Ce vœu de voir Charles Blé Goudé, un jour, libre, aux côtés de ses amis anciens « fescistes », ne saurait être anodin. Quoiqu'ayant appartenu, tous les deux, au mouvement estudiantin, Guillaume Soro et Charles Blé Goudé se sont livrés une guerre féroce dans les années 2000 : le premier étant chef de la rébellion ; le second chef des jeunes patriotes. En appelant implicitement à la libération du dernier ministre de la Jeunesse de Laurent Gbagbo et en demandant le retour en Côte d'Ivoire de Damana Pickas, Guillaume Soro se pose en réconciliateur et tente de prendre une hauteur...présidentielle.
Acte 3. Lundi 26 novembre 2018, le président de l'Assemblée nationale est allé présenter ses condoléances aux familles biologique et politique d'Abou Drahamane Sangaré, ponte du Front populaire ivoirien, disparu le samedi 3 novembre 2018. Guillaume Soro s'est fait accompagner de quelques lieutenants : les anciens ministres Alain Lobognon et Affoussiata Bamba-Lamine. Quand il prend la parole devant les ténors comme Simone Gbagbo, Laurent Akoun et Koné Boubacar, M. Soro ne se contente pas de vanter les qualités d'homme serein du défunt, il décide de lui présenter son pardon pour la souffrance que ce dernier a pu endurer en raison de sa «gouvernance» et de ses «actions» en tant que Premier ministre. « Aujourd'hui, devant la dépouille, je suis là, je vous demande pardon », dit, l'air contrit, le député de Ferké.
Quelques heures après sa présentation de condoléances, le « pardon » de Guillaume Soro fait le buzz.
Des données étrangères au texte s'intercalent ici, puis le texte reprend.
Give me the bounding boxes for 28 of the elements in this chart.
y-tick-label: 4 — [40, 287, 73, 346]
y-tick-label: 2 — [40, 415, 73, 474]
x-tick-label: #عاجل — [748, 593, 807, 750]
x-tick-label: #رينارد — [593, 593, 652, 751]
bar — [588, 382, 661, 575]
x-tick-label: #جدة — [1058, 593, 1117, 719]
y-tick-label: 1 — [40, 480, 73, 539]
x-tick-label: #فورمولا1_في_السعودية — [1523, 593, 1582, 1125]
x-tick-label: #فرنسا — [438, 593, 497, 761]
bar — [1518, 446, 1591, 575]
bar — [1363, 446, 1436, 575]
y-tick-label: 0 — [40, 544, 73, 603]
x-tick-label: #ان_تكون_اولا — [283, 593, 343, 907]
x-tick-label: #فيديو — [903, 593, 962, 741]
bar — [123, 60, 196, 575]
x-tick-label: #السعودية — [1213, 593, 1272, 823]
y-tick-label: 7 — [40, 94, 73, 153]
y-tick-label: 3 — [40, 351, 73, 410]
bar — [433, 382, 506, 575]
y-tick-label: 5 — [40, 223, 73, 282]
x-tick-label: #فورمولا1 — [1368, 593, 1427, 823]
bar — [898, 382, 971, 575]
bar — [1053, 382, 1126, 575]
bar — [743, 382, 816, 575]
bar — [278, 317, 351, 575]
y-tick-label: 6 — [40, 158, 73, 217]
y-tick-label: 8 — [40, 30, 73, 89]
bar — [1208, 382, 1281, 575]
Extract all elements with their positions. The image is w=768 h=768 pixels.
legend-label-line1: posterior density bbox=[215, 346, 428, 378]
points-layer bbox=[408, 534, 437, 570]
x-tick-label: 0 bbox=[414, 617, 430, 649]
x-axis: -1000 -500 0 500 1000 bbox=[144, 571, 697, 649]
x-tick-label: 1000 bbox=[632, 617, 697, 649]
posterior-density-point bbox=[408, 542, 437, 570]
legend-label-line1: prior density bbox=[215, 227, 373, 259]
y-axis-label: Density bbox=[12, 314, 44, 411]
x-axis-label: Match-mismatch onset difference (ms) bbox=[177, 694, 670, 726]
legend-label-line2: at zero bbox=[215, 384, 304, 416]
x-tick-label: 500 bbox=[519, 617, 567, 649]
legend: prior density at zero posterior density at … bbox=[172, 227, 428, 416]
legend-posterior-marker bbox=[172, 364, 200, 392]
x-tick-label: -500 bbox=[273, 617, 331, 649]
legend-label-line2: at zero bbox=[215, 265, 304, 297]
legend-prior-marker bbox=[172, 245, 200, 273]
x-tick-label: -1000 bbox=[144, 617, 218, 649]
Entre ceux qui sont assurés d'une attitude de circonstance et ceux qui, au contraire, encouragent l'engagement au service de la réconciliation de l'ancien Premier ministre, le débat est relancé. Sans doute, cela importe peu pour Guillaume Soro. Dans cette ambition présidentielle qui se précise, au fil des semaines, l'ancien leader estudiantin sait qu'il est autant adulé que haï. Son éclatant rapprochement avec Henri Konan Bédié et ses gestes assidus de courtoisie à l'endroit des pro-Gbagbo sont utiles à sa stratégie. Le député de Ferké sait mieux que quiconque que, dans la configuration actuelle, il est loin d'être le favori d'Alassane Ouattara dans le cadre d'un hypothétique ticket du Rhdp. A défaut d'être adoubé par le parti au pouvoir, Guillaume Soro se verrait bien jouer un rôle de premier plan dans une large coalition amenée par le Pdci de Henri Konan Bédié. L'ancien chef des Forces nouvelles croit fermement qu'il y a une carte à jouer.